More than half of the disability Web sites in a U.K. survey failed to meet accessibility guidelines--meaning they cannot be used by some of the people they aim to support.

Will Sturgeon Special to CNET News.com
2 min read
More than half of Web sites run by disability organizations are failing to pass accessibility tests, according to a survey--meaning they cannot be used by some of the very people that they aim to support.

Last week, leading e-commerce Web sites were pointed out by the U.K.'s independent Disabled Rights Commission for failing accessibility tests. However, many members of the online community may well be more surprised by the findings of the Disability 50 survey conducted by communications consultancy Ethical Media.

Ethical Media tested 50 leading disability Web sites against the Web Content Accessibility Guidelines (WCAG) set out by the World Wide Web Consortium (W3C). The guidelines were established to ensure that people with disabilities, such as those with visual impairments, would still be able to access the Internet.

While such organizations are meant to follow the same rules as the majority of e-commerce sites, it could be argued they have a greater moral obligation to comply with these standards.
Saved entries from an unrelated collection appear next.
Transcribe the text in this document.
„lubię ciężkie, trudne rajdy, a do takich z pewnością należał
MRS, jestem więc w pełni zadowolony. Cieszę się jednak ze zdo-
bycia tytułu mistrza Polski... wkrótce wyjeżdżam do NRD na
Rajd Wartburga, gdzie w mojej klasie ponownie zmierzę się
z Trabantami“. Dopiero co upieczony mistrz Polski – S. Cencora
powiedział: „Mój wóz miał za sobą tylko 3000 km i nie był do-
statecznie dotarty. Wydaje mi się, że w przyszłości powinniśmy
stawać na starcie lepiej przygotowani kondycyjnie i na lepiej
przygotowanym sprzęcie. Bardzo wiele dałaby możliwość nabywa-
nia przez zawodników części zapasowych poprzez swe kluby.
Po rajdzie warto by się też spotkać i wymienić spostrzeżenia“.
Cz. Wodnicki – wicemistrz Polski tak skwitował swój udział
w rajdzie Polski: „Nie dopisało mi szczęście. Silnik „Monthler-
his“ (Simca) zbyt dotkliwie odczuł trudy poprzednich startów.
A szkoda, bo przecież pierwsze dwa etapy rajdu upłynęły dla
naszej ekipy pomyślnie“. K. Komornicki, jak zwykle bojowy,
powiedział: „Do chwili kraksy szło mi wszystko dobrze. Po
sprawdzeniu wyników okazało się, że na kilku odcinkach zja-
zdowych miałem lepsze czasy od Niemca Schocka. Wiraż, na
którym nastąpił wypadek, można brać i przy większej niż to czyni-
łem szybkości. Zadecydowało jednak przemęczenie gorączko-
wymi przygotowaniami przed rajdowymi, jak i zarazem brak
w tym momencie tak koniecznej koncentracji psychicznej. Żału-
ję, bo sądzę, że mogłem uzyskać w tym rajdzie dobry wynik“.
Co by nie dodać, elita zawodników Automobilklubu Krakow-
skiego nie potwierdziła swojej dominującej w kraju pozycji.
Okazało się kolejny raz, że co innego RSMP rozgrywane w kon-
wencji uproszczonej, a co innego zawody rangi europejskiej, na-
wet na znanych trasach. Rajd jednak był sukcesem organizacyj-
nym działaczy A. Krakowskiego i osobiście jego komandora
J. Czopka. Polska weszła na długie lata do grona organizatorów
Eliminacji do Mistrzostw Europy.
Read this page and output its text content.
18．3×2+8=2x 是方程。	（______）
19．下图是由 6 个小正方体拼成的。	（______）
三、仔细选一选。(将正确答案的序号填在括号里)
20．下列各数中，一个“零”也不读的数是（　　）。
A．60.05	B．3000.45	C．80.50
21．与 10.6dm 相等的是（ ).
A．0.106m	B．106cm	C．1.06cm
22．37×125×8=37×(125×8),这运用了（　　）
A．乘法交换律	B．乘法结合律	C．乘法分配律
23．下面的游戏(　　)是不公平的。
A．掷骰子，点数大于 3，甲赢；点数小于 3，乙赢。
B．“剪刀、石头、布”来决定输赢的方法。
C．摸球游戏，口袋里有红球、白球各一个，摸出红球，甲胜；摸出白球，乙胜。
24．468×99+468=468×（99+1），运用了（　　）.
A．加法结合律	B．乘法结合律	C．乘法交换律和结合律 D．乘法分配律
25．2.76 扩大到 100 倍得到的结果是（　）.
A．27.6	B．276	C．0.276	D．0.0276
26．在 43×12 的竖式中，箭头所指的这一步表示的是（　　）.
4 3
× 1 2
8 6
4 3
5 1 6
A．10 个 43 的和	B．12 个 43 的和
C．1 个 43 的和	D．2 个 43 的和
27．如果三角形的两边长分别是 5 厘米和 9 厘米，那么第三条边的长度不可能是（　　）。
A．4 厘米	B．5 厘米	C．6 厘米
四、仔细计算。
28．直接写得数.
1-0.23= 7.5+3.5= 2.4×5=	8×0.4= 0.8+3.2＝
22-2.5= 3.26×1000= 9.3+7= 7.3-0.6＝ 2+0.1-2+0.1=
Yet 58 percent failed to achieve the W3C's compulsory compliance level, the Ethical Media study found.

While these sites are clearly not meeting the needs of their users, they are also failing in the important role of leading by example, according to Paul Sternberg, the managing director of Ethical Media.

Sternberg said those organizations that fail to achieve basic compliance also risk serious damage to their reputations and risk undermining their own good causes.

However, Struan Robertson, an associate solicitor at information technology law firm Masons, said a major difference between sites aimed at the disabled and the e-commerce sites exposed last week is funding.

"Financial resources would have to be taken into consideration," he said. "The Disabled Rights Commission itself has stated that financial resources will be a factor in determining what changes should be made to a site."

If a disability organization's Web site received a complaint, Robertson believes a court would be unlikely to decide it had the necessary financial resources available to create high-level accessibility functionality for its site and that the organization was therefore remiss for not doing so.

A number of sites, including AbilityNet, Action for Blind People, the British Council for Disabled People and the Disability Rights Commission were singled out for praise by Ethical Media.